|Ballacorkish, or Rushen
mines as it had been better known, lies on the hillside above the
village of Colby and the only evidence of it's existence today is
marked by a chimney.
There has been reference to veins in the area being worked in the eighteenth century but these were abandoned before 1811. Work resumed when the mines were reopened in 1862 and developed on two lodes. Two shafts had been sunk 600 yards apart and the sett was worked as two separate mines which were known simply as North and South with no connections being made underground. The North, or Phosphate shaft (Rushen mine) was sunk to a depth of 360 feet (60 fathoms) with levels at 15, 30, 45 and 60 fathoms. The bottom levels were driven for 180 feet south and 780 feet north. The South shaft (Ballacorkish) was sunk to a depth of 450 feet (75 fathoms) with levels driven at 12, 24, 36, 60 and the bottom at 75 fathoms which had been driven to a length of 390 feet south and 1470 feet north. Both mines had to pump water out at the rate of about thirty gallons per minute but an adit level driven from the main road also helped to drain the mine and reduce the pumping cost.

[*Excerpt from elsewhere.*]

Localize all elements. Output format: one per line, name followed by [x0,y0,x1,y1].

The chief mineral was lead but a significant amount of zinc and a small amount of copper was produced. The total production by 1894 was 3,600 tons of lead ore, 2,500 tons of zinc ore and 138 tons of copper ore. Although the mine was not highly productive and profit was low, there was no mention of loss.
An attempt to gain access to the mine via the adit level was made by the mines group in July of 1986 but the size of the level had been reduced to eighteen inches by the construction of a stone lining. Serving no other purpose than to drain the workings, the men must have entered the mine from the shaft top. A further attempt was made via the South shaft a short distance up onto the hillside which was found to be blocked some twenty feet below the collar of the shaft. Since then, the blockage has fallen to adit giving new opportunity to gain access to the level.
The miners, at the beginning of a shift each day would meet at the adit level, which is also known as 'Clucas way' and is opposite the Colby garage. Today that part of the village is simply known as the Level.